Okay. And then last one and I apologize for hogging a little time here. On a potential VLCC, are you all in the MARAD permitting process already with the project?
No, we're not.
Congrats on a good quarter.
Our final question comes from the line of Chris Sighinolfi with Jefferies.
I also appreciate all the time and color today. Tom, just real quickly, if I could piggyback on Jeremy's earlier guidance calibration question, you guys had noted about $124 million increase year-on-year in the crude acquisition in marketing results last quarter. I'm just curious if we could have a sense of the total absolute contribution from that activity last quarter. Might be able to ferret it out from your 10-Q when that's out, but just would be helpful as we calibrate to the second half of the year?
All right. So let me make sure I understand your question. You're trying -- I think is it more focused on -- mainly what we talked about earlier was is the -- is that 9 million barrels of that operating inventory.
I think you had noted in the release that excluding any of the unrealized gains and losses, about $124 million step-up from -- sequentially from last year for crude acquisition and marketing. So I'm just trying to understand what the absolute contribution would be?
Yes, we don't split that out in the business. I know we put the 124 in there, but we really don't try to separate that marketing business inside of the over crude oil business.
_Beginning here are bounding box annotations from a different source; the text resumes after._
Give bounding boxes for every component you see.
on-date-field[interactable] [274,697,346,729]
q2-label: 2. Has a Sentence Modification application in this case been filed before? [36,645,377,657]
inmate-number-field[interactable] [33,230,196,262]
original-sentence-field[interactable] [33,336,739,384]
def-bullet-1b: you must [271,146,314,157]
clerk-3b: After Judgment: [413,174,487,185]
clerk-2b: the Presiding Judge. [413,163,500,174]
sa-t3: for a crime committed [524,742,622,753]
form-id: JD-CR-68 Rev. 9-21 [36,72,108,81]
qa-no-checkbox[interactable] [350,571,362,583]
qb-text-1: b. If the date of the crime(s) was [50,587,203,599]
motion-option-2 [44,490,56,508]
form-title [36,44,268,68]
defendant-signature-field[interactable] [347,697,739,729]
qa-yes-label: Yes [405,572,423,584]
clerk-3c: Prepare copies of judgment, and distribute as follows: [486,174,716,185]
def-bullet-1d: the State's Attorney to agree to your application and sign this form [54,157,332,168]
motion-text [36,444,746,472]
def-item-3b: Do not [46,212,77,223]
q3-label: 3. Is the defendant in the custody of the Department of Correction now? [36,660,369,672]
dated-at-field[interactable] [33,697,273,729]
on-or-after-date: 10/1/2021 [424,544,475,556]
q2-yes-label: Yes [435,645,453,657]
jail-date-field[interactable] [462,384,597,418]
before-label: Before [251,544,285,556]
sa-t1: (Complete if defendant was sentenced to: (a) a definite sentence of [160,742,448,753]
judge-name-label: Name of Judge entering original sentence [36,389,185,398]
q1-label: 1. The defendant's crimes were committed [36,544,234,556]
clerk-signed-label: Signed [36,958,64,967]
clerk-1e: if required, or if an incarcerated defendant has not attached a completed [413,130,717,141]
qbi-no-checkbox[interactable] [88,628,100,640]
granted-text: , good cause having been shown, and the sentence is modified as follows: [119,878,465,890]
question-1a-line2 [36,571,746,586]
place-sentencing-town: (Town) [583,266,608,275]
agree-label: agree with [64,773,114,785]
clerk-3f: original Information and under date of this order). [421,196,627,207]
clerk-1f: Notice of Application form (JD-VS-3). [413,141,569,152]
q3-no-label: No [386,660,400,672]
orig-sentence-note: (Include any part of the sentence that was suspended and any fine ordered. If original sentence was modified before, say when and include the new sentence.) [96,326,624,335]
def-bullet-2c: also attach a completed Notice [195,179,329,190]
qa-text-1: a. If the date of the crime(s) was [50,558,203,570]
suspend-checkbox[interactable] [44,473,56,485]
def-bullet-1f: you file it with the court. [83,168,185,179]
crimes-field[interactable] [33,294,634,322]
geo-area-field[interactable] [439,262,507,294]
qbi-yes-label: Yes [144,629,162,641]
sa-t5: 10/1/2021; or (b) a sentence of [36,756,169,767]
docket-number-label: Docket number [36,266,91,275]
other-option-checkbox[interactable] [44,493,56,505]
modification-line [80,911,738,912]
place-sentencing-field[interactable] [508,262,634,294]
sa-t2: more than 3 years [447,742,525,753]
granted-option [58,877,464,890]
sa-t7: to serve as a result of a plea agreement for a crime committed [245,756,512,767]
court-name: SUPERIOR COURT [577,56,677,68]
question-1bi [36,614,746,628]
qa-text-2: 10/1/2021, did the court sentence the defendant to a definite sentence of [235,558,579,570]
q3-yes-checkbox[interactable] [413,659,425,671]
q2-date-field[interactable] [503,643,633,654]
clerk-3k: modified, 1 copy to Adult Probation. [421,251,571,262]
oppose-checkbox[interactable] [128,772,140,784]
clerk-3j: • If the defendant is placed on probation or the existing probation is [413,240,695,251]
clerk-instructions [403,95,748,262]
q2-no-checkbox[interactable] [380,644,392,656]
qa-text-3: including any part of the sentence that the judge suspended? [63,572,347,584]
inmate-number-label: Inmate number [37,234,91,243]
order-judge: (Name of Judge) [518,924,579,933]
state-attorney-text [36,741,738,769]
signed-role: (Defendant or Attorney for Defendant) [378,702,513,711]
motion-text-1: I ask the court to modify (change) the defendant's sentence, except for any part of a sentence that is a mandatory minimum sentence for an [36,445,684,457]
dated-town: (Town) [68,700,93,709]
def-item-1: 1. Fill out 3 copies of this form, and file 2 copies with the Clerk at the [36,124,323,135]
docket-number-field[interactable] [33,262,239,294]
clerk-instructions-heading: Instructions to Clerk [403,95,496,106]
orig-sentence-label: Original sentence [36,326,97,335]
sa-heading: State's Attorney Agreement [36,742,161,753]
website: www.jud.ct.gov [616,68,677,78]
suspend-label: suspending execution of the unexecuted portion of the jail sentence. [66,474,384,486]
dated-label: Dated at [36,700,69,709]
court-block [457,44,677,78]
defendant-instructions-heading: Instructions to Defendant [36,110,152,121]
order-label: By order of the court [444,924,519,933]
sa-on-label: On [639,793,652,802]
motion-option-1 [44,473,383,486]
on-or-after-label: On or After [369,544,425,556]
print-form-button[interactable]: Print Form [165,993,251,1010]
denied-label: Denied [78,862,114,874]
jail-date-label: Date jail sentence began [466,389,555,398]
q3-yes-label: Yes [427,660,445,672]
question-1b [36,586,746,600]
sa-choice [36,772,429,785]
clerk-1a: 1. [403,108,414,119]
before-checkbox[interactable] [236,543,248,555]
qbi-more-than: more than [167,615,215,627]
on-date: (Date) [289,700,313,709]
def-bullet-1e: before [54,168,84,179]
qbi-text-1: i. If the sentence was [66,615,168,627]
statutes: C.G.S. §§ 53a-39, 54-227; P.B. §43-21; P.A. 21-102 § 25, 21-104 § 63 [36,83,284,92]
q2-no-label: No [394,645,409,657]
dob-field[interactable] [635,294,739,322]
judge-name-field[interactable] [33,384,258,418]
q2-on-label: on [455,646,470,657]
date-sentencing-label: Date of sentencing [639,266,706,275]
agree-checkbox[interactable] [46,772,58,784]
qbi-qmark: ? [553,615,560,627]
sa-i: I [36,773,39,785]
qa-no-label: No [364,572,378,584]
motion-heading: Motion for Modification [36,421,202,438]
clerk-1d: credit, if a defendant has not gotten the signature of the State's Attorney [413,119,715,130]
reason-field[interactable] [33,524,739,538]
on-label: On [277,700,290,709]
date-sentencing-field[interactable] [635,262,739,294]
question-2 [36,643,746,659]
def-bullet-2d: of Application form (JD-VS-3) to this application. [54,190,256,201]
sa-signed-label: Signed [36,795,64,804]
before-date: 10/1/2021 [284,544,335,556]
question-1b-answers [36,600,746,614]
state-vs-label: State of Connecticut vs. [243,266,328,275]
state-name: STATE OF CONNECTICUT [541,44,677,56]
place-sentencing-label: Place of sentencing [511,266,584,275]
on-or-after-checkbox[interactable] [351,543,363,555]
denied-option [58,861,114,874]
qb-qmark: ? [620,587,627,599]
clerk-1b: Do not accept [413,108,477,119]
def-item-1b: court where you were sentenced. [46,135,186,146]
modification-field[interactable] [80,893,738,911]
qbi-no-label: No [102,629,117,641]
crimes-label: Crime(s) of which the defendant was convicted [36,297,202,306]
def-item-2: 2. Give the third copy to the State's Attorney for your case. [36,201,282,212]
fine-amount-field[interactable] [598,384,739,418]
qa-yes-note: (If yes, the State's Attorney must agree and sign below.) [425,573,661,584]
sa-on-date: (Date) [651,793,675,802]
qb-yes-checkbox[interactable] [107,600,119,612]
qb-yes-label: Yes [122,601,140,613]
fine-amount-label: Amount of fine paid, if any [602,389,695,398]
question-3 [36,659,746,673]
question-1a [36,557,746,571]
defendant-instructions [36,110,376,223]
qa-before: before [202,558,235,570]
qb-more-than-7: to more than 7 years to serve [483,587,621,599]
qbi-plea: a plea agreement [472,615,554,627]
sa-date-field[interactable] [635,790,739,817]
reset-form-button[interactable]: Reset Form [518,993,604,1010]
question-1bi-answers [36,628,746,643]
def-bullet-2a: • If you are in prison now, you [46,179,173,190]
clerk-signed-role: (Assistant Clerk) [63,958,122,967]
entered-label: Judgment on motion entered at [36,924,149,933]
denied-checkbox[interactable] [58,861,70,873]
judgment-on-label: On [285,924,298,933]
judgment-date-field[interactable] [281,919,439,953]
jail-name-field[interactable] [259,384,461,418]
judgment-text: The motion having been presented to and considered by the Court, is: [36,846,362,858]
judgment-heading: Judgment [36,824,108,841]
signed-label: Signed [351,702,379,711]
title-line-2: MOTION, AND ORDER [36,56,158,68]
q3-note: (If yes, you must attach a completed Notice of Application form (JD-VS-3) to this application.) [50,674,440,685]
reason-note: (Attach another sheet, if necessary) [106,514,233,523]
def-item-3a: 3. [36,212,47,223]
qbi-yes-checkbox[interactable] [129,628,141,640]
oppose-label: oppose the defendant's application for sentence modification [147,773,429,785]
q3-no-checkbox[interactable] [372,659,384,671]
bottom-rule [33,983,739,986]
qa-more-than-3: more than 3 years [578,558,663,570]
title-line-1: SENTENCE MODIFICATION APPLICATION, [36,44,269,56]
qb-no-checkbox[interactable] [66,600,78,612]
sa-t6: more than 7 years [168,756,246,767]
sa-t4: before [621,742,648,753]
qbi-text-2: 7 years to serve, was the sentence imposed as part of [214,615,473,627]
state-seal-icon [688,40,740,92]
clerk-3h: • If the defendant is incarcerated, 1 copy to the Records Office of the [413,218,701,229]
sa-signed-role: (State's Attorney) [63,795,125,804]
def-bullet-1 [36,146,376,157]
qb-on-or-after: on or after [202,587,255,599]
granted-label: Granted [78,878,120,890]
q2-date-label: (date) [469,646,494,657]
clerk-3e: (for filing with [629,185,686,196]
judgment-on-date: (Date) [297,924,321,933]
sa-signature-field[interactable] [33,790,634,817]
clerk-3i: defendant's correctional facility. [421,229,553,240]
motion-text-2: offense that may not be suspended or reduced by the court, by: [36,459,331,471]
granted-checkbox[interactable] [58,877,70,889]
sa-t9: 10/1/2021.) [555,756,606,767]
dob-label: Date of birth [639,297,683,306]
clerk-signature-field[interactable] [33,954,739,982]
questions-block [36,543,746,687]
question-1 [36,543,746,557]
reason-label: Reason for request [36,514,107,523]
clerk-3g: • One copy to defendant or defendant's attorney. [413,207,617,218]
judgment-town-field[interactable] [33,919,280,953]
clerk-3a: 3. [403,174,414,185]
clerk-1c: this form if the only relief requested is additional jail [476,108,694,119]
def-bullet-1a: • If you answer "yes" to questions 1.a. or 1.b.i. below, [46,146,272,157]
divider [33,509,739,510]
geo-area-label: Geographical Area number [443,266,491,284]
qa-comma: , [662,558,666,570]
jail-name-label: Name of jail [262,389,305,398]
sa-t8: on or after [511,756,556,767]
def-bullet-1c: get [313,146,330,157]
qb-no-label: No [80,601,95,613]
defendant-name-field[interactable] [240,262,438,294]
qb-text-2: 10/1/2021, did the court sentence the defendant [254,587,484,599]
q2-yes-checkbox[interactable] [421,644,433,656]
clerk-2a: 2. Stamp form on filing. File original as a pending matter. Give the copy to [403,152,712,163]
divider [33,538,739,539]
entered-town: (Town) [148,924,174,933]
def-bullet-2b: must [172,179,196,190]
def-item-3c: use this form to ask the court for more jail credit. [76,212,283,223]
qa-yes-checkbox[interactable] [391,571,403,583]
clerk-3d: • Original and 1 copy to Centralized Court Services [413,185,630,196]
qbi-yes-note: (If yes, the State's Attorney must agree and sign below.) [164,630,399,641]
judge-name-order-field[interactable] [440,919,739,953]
That's not something that even in the Q when it comes out, you'll see us break out.
Okay. All right. Then my quick follow-up is just the rationale for the -- you mentioned the $800 million preferred offering. I guess, the decision to do pref to replace maturing debt instead of replacing like with like, [indiscernible] and Michael both had questions about your leverage. I'm wondering if that was the primary motivation given the partial equity treatment. And if so, is this something where we're likely to see you do with future refinancings?
Yes, I guess the best way to probably really describe those is they're just one funding source. Clearly, we don't have any intention to do the pure equity piece of it. So it's a way to, as you look out and you see this, like you say, the $5 billion of growth CapEx. It's just a way to fund the portion that's not being funded by the retained cash flow that continues to look at opportunities to get the leverage to a lower level. That's the way I'd best describe it. And as far as looking forward, yes, it is a tool, if you will, or let's say it's a source of funding that we will continue to evaluate.
Ladies and gentlemen, I would now like to turn the conference back to Tom Long for closing comments.
Well once again, thanks all of you for joining us. We -- it's always great to be able to talk to you about these record quarters as they keep stacking up here. And we look forward to talking to you with any follow-up questions you might have.
Thank you. Ladies and gentlemen, this concludes today's teleconference. You may disconnect your lines at this time. Thank you for your participation.